We don't have to feed a child thousands of pictures of a cat before a child is able to recognize a cat. One example of a cat may be sufficient for a child to distinguish this type of animal from other types of animal. At the moment the child sees another cat, it will point to the animal and ask “Cat?”, in order to get a confirmation that it has learned to distinguish this type of animal from other types of animal correctly.

My father taught me: “Don't become a monkey that learns a trick”. DNNs are engineered to perform a trick, based on pattern recognition. Humans design algorithms that describe the essence of the task. After a lot of training runs, the DNN has mastered to perform that trick, without understanding the essence of the task. Designing the algorithms, requires natural intelligence. DNNs are not based on natural intelligence. So, the algorithms can only be designed by humans. Humans are therefore the only intelligent factor in performing the trained trick of a DNN. Not the DNN itself.

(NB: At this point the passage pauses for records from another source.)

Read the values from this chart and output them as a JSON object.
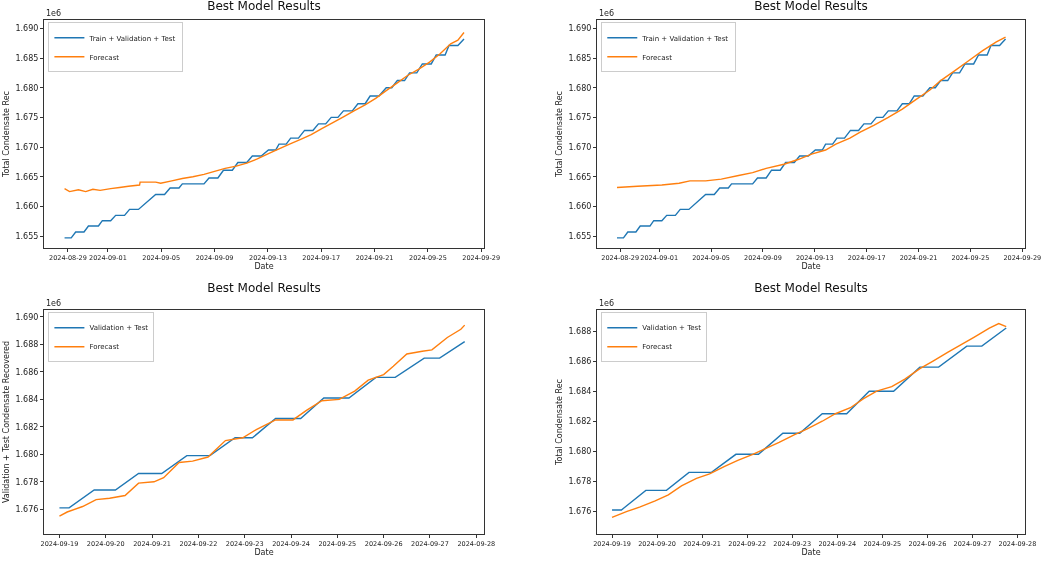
{
  "chart_data": [
    {
      "type": "line",
      "title": "Best Model Results",
      "xlabel": "Date",
      "ylabel": "Total Condensate Rec",
      "annotations": [
        "1e6"
      ],
      "legend": "top left",
      "grid": false,
      "xlim": [
        "2024-08-27T05:00",
        "2024-09-29T05:00"
      ],
      "xticks": [
        "2024-08-29",
        "2024-09-01",
        "2024-09-05",
        "2024-09-09",
        "2024-09-13",
        "2024-09-17",
        "2024-09-21",
        "2024-09-25",
        "2024-09-29"
      ],
      "ylim": [
        1.653,
        1.6914
      ],
      "yticks": [
        1.655,
        {
          "value": 1.66,
          "label": "1.660"
        },
        1.665,
        {
          "value": 1.67,
          "label": "1.670"
        },
        1.675,
        {
          "value": 1.68,
          "label": "1.680"
        },
        1.685,
        {
          "value": 1.69,
          "label": "1.690"
        }
      ],
      "series": [
        {
          "name": "Train + Validation + Test",
          "color": "#1f77b4",
          "x": [
            "2024-08-28T18:00",
            "2024-08-29T06:00",
            "2024-08-29T14:00",
            "2024-08-30T05:00",
            "2024-08-30T13:00",
            "2024-08-31T07:00",
            "2024-08-31T14:00",
            "2024-09-01T05:00",
            "2024-09-01T14:00",
            "2024-09-02T06:00",
            "2024-09-02T15:00",
            "2024-09-03T07:00",
            "2024-09-04T14:00",
            "2024-09-05T06:00",
            "2024-09-05T16:00",
            "2024-09-06T08:00",
            "2024-09-06T14:00",
            "2024-09-08T05:00",
            "2024-09-08T14:00",
            "2024-09-09T06:00",
            "2024-09-09T16:00",
            "2024-09-10T08:00",
            "2024-09-10T18:00",
            "2024-09-11T10:00",
            "2024-09-11T20:00",
            "2024-09-12T12:00",
            "2024-09-13T01:00",
            "2024-09-13T14:00",
            "2024-09-13T20:00",
            "2024-09-14T09:00",
            "2024-09-14T17:00",
            "2024-09-15T07:00",
            "2024-09-15T18:00",
            "2024-09-16T09:00",
            "2024-09-16T19:00",
            "2024-09-17T08:00",
            "2024-09-17T18:00",
            "2024-09-18T06:00",
            "2024-09-18T16:00",
            "2024-09-19T08:00",
            "2024-09-19T18:00",
            "2024-09-20T07:00",
            "2024-09-20T16:00",
            "2024-09-21T08:00",
            "2024-09-21T21:00",
            "2024-09-22T07:00",
            "2024-09-22T17:00",
            "2024-09-23T06:00",
            "2024-09-23T15:00",
            "2024-09-24T04:00",
            "2024-09-24T14:00",
            "2024-09-25T06:00",
            "2024-09-25T15:00",
            "2024-09-26T07:00",
            "2024-09-26T14:00",
            "2024-09-27T06:00",
            "2024-09-27T17:00"
          ],
          "values": [
            1.6547,
            1.6547,
            1.6557,
            1.6557,
            1.6567,
            1.6567,
            1.6576,
            1.6576,
            1.6585,
            1.6585,
            1.6595,
            1.6595,
            1.662,
            1.662,
            1.6631,
            1.6631,
            1.6638,
            1.6638,
            1.6648,
            1.6648,
            1.6661,
            1.6661,
            1.6674,
            1.6674,
            1.6685,
            1.6685,
            1.6695,
            1.6695,
            1.6705,
            1.6705,
            1.6715,
            1.6715,
            1.6728,
            1.6728,
            1.6739,
            1.6739,
            1.675,
            1.675,
            1.6761,
            1.6761,
            1.6773,
            1.6773,
            1.6786,
            1.6786,
            1.68,
            1.68,
            1.6812,
            1.6812,
            1.6825,
            1.6825,
            1.684,
            1.684,
            1.6855,
            1.6855,
            1.6871,
            1.6871,
            1.6882
          ]
        },
        {
          "name": "Forecast",
          "color": "#ff7f0e",
          "x": [
            "2024-08-28T18:00",
            "2024-08-29T03:00",
            "2024-08-29T19:00",
            "2024-08-30T08:00",
            "2024-08-30T21:00",
            "2024-08-31T10:00",
            "2024-09-01T05:00",
            "2024-09-01T21:00",
            "2024-09-02T13:00",
            "2024-09-03T09:00",
            "2024-09-03T10:00",
            "2024-09-04T14:00",
            "2024-09-04T23:00",
            "2024-09-05T19:00",
            "2024-09-06T14:00",
            "2024-09-07T09:00",
            "2024-09-08T05:00",
            "2024-09-09T00:00",
            "2024-09-09T19:00",
            "2024-09-10T15:00",
            "2024-09-11T10:00",
            "2024-09-12T05:00",
            "2024-09-13T01:00",
            "2024-09-13T20:00",
            "2024-09-14T15:00",
            "2024-09-15T11:00",
            "2024-09-16T06:00",
            "2024-09-17T01:00",
            "2024-09-17T21:00",
            "2024-09-18T16:00",
            "2024-09-19T11:00",
            "2024-09-20T07:00",
            "2024-09-21T02:00",
            "2024-09-21T21:00",
            "2024-09-22T17:00",
            "2024-09-23T12:00",
            "2024-09-24T07:00",
            "2024-09-25T03:00",
            "2024-09-25T22:00",
            "2024-09-26T17:00",
            "2024-09-27T06:00",
            "2024-09-27T17:00"
          ],
          "values": [
            1.663,
            1.6625,
            1.6628,
            1.6625,
            1.6629,
            1.6627,
            1.663,
            1.6632,
            1.6634,
            1.6636,
            1.6641,
            1.6641,
            1.6639,
            1.6643,
            1.6647,
            1.665,
            1.6654,
            1.6659,
            1.6664,
            1.6668,
            1.6673,
            1.668,
            1.6689,
            1.6697,
            1.6705,
            1.6713,
            1.6721,
            1.6731,
            1.6741,
            1.6751,
            1.6761,
            1.6771,
            1.6782,
            1.6795,
            1.6808,
            1.6821,
            1.6831,
            1.6843,
            1.6857,
            1.6874,
            1.688,
            1.6893
          ]
        }
      ]
    },
    {
      "type": "line",
      "title": "Best Model Results",
      "xlabel": "Date",
      "ylabel": "Total Condensate Rec",
      "annotations": [
        "1e6"
      ],
      "legend": "top left",
      "grid": false,
      "xlim": [
        "2024-08-27T05:00",
        "2024-09-29T05:00"
      ],
      "xticks": [
        "2024-08-29",
        "2024-09-01",
        "2024-09-05",
        "2024-09-09",
        "2024-09-13",
        "2024-09-17",
        "2024-09-21",
        "2024-09-25",
        "2024-09-29"
      ],
      "ylim": [
        1.653,
        1.6914
      ],
      "yticks": [
        1.655,
        {
          "value": 1.66,
          "label": "1.660"
        },
        1.665,
        {
          "value": 1.67,
          "label": "1.670"
        },
        1.675,
        {
          "value": 1.68,
          "label": "1.680"
        },
        1.685,
        {
          "value": 1.69,
          "label": "1.690"
        }
      ],
      "series": [
        {
          "name": "Train + Validation + Test",
          "color": "#1f77b4",
          "x": [
            "2024-08-28T18:00",
            "2024-08-29T06:00",
            "2024-08-29T14:00",
            "2024-08-30T05:00",
            "2024-08-30T13:00",
            "2024-08-31T07:00",
            "2024-08-31T14:00",
            "2024-09-01T05:00",
            "2024-09-01T14:00",
            "2024-09-02T06:00",
            "2024-09-02T15:00",
            "2024-09-03T07:00",
            "2024-09-04T14:00",
            "2024-09-05T06:00",
            "2024-09-05T16:00",
            "2024-09-06T08:00",
            "2024-09-06T14:00",
            "2024-09-08T05:00",
            "2024-09-08T14:00",
            "2024-09-09T06:00",
            "2024-09-09T16:00",
            "2024-09-10T08:00",
            "2024-09-10T18:00",
            "2024-09-11T10:00",
            "2024-09-11T20:00",
            "2024-09-12T12:00",
            "2024-09-13T01:00",
            "2024-09-13T14:00",
            "2024-09-13T20:00",
            "2024-09-14T09:00",
            "2024-09-14T17:00",
            "2024-09-15T07:00",
            "2024-09-15T18:00",
            "2024-09-16T09:00",
            "2024-09-16T19:00",
            "2024-09-17T08:00",
            "2024-09-17T18:00",
            "2024-09-18T06:00",
            "2024-09-18T16:00",
            "2024-09-19T08:00",
            "2024-09-19T18:00",
            "2024-09-20T07:00",
            "2024-09-20T16:00",
            "2024-09-21T08:00",
            "2024-09-21T21:00",
            "2024-09-22T07:00",
            "2024-09-22T17:00",
            "2024-09-23T06:00",
            "2024-09-23T15:00",
            "2024-09-24T04:00",
            "2024-09-24T14:00",
            "2024-09-25T06:00",
            "2024-09-25T15:00",
            "2024-09-26T07:00",
            "2024-09-26T14:00",
            "2024-09-27T06:00",
            "2024-09-27T17:00"
          ],
          "values": [
            1.6547,
            1.6547,
            1.6557,
            1.6557,
            1.6567,
            1.6567,
            1.6576,
            1.6576,
            1.6585,
            1.6585,
            1.6595,
            1.6595,
            1.662,
            1.662,
            1.6631,
            1.6631,
            1.6638,
            1.6638,
            1.6648,
            1.6648,
            1.6661,
            1.6661,
            1.6674,
            1.6674,
            1.6685,
            1.6685,
            1.6695,
            1.6695,
            1.6705,
            1.6705,
            1.6715,
            1.6715,
            1.6728,
            1.6728,
            1.6739,
            1.6739,
            1.675,
            1.675,
            1.6761,
            1.6761,
            1.6773,
            1.6773,
            1.6786,
            1.6786,
            1.68,
            1.68,
            1.6812,
            1.6812,
            1.6825,
            1.6825,
            1.684,
            1.684,
            1.6855,
            1.6855,
            1.6871,
            1.6871,
            1.6882
          ]
        },
        {
          "name": "Forecast",
          "color": "#ff7f0e",
          "x": [
            "2024-08-28T18:00",
            "2024-08-30T08:00",
            "2024-09-01T05:00",
            "2024-09-02T13:00",
            "2024-09-03T09:00",
            "2024-09-04T14:00",
            "2024-09-05T19:00",
            "2024-09-07T03:00",
            "2024-09-08T05:00",
            "2024-09-09T06:00",
            "2024-09-10T15:00",
            "2024-09-11T17:00",
            "2024-09-12T18:00",
            "2024-09-13T20:00",
            "2024-09-14T15:00",
            "2024-09-15T17:00",
            "2024-09-16T12:00",
            "2024-09-17T14:00",
            "2024-09-18T16:00",
            "2024-09-19T18:00",
            "2024-09-20T19:00",
            "2024-09-21T21:00",
            "2024-09-22T17:00",
            "2024-09-23T18:00",
            "2024-09-24T20:00",
            "2024-09-25T22:00",
            "2024-09-27T00:00",
            "2024-09-27T17:00"
          ],
          "values": [
            1.6632,
            1.6634,
            1.6636,
            1.6639,
            1.6643,
            1.6643,
            1.6646,
            1.6652,
            1.6657,
            1.6664,
            1.6671,
            1.6679,
            1.6688,
            1.6695,
            1.6705,
            1.6715,
            1.6725,
            1.6737,
            1.675,
            1.6764,
            1.678,
            1.6796,
            1.6812,
            1.6828,
            1.6845,
            1.6862,
            1.6877,
            1.6885
          ]
        }
      ]
    },
    {
      "type": "line",
      "title": "Best Model Results",
      "xlabel": "Date",
      "ylabel": "Validation + Test Condensate Recovered",
      "annotations": [
        "1e6"
      ],
      "legend": "top left",
      "grid": false,
      "xlim": [
        "2024-09-18T16:00",
        "2024-09-28T04:00"
      ],
      "xticks": [
        "2024-09-19",
        "2024-09-20",
        "2024-09-21",
        "2024-09-22",
        "2024-09-23",
        "2024-09-24",
        "2024-09-25",
        "2024-09-26",
        "2024-09-27",
        "2024-09-28"
      ],
      "ylim": [
        1.6742,
        1.6905
      ],
      "yticks": [
        1.676,
        1.678,
        {
          "value": 1.68,
          "label": "1.680"
        },
        1.682,
        1.684,
        1.686,
        1.688,
        {
          "value": 1.69,
          "label": "1.690"
        }
      ],
      "series": [
        {
          "name": "Validation + Test",
          "color": "#1f77b4",
          "x": [
            "2024-09-19T00:00",
            "2024-09-19T05:00",
            "2024-09-19T18:00",
            "2024-09-20T05:00",
            "2024-09-20T17:00",
            "2024-09-21T05:00",
            "2024-09-21T18:00",
            "2024-09-22T06:00",
            "2024-09-22T19:00",
            "2024-09-23T04:00",
            "2024-09-23T16:00",
            "2024-09-24T05:00",
            "2024-09-24T17:00",
            "2024-09-25T06:00",
            "2024-09-25T20:00",
            "2024-09-26T06:00",
            "2024-09-26T21:00",
            "2024-09-27T05:00",
            "2024-09-27T18:00"
          ],
          "values": [
            1.6761,
            1.6761,
            1.6774,
            1.6774,
            1.6786,
            1.6786,
            1.6799,
            1.6799,
            1.6812,
            1.6812,
            1.6826,
            1.6826,
            1.6841,
            1.6841,
            1.6856,
            1.6856,
            1.687,
            1.687,
            1.6882
          ]
        },
        {
          "name": "Forecast",
          "color": "#ff7f0e",
          "x": [
            "2024-09-19T00:00",
            "2024-09-19T04:00",
            "2024-09-19T12:00",
            "2024-09-19T19:00",
            "2024-09-20T02:00",
            "2024-09-20T10:00",
            "2024-09-20T17:00",
            "2024-09-21T01:00",
            "2024-09-21T06:00",
            "2024-09-21T14:00",
            "2024-09-21T21:00",
            "2024-09-22T05:00",
            "2024-09-22T14:00",
            "2024-09-22T23:00",
            "2024-09-23T06:00",
            "2024-09-23T16:00",
            "2024-09-24T01:00",
            "2024-09-24T08:00",
            "2024-09-24T16:00",
            "2024-09-25T01:00",
            "2024-09-25T09:00",
            "2024-09-25T16:00",
            "2024-09-26T00:00",
            "2024-09-26T05:00",
            "2024-09-26T12:00",
            "2024-09-26T20:00",
            "2024-09-27T01:00",
            "2024-09-27T09:00",
            "2024-09-27T16:00",
            "2024-09-27T18:00"
          ],
          "values": [
            1.6755,
            1.6758,
            1.6762,
            1.6767,
            1.6768,
            1.677,
            1.6779,
            1.678,
            1.6783,
            1.6794,
            1.6795,
            1.6798,
            1.681,
            1.6812,
            1.6818,
            1.6825,
            1.6825,
            1.6832,
            1.6839,
            1.684,
            1.6846,
            1.6854,
            1.6858,
            1.6864,
            1.6873,
            1.6875,
            1.6876,
            1.6885,
            1.6891,
            1.6894
          ]
        }
      ]
    },
    {
      "type": "line",
      "title": "Best Model Results",
      "xlabel": "Date",
      "ylabel": "Total Condensate Rec",
      "annotations": [
        "1e6"
      ],
      "legend": "top left",
      "grid": false,
      "xlim": [
        "2024-09-18T16:00",
        "2024-09-28T04:00"
      ],
      "xticks": [
        "2024-09-19",
        "2024-09-20",
        "2024-09-21",
        "2024-09-22",
        "2024-09-23",
        "2024-09-24",
        "2024-09-25",
        "2024-09-26",
        "2024-09-27",
        "2024-09-28"
      ],
      "ylim": [
        1.6745,
        1.6894
      ],
      "yticks": [
        1.676,
        1.678,
        {
          "value": 1.68,
          "label": "1.680"
        },
        1.682,
        1.684,
        1.686,
        1.688
      ],
      "series": [
        {
          "name": "Validation + Test",
          "color": "#1f77b4",
          "x": [
            "2024-09-19T00:00",
            "2024-09-19T05:00",
            "2024-09-19T18:00",
            "2024-09-20T05:00",
            "2024-09-20T17:00",
            "2024-09-21T05:00",
            "2024-09-21T18:00",
            "2024-09-22T06:00",
            "2024-09-22T19:00",
            "2024-09-23T04:00",
            "2024-09-23T16:00",
            "2024-09-24T05:00",
            "2024-09-24T17:00",
            "2024-09-25T06:00",
            "2024-09-25T20:00",
            "2024-09-26T06:00",
            "2024-09-26T21:00",
            "2024-09-27T05:00",
            "2024-09-27T18:00"
          ],
          "values": [
            1.6761,
            1.6761,
            1.6774,
            1.6774,
            1.6786,
            1.6786,
            1.6798,
            1.6798,
            1.6812,
            1.6812,
            1.6825,
            1.6825,
            1.684,
            1.684,
            1.6856,
            1.6856,
            1.687,
            1.687,
            1.6882
          ]
        },
        {
          "name": "Forecast",
          "color": "#ff7f0e",
          "x": [
            "2024-09-19T00:00",
            "2024-09-19T08:00",
            "2024-09-19T15:00",
            "2024-09-19T23:00",
            "2024-09-20T06:00",
            "2024-09-20T13:00",
            "2024-09-20T21:00",
            "2024-09-21T04:00",
            "2024-09-21T12:00",
            "2024-09-21T19:00",
            "2024-09-22T03:00",
            "2024-09-22T10:00",
            "2024-09-22T17:00",
            "2024-09-23T01:00",
            "2024-09-23T08:00",
            "2024-09-23T16:00",
            "2024-09-23T23:00",
            "2024-09-24T07:00",
            "2024-09-24T14:00",
            "2024-09-24T21:00",
            "2024-09-25T05:00",
            "2024-09-25T12:00",
            "2024-09-25T20:00",
            "2024-09-26T03:00",
            "2024-09-26T11:00",
            "2024-09-26T18:00",
            "2024-09-27T01:00",
            "2024-09-27T09:00",
            "2024-09-27T14:00",
            "2024-09-27T18:00"
          ],
          "values": [
            1.6756,
            1.676,
            1.6763,
            1.6767,
            1.6771,
            1.6777,
            1.6782,
            1.6785,
            1.679,
            1.6794,
            1.6798,
            1.6802,
            1.6806,
            1.6811,
            1.6815,
            1.682,
            1.6825,
            1.6829,
            1.6835,
            1.684,
            1.6843,
            1.6848,
            1.6855,
            1.686,
            1.6866,
            1.6871,
            1.6876,
            1.6882,
            1.6885,
            1.6883
          ]
        }
      ]
    }
  ]
}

The word “learning” is therefore also a misfit term in regard to a DNN. To illustrate:

We don’t need to play a game thousands of times, before a child is able to play this game. Explaining the rules of the game may be sufficient for a child to play that game, while the rules of a game can't be explained to a DNN.


The only way to improve pattern recognition: To identify individual parts of each object, like the left ear of a cat, its right ear, its nose, its whiskers, its mouth, its tail, each eye, each leg, and so on. Initially, humans have to perform this task. I am not sure if it can be automated later on.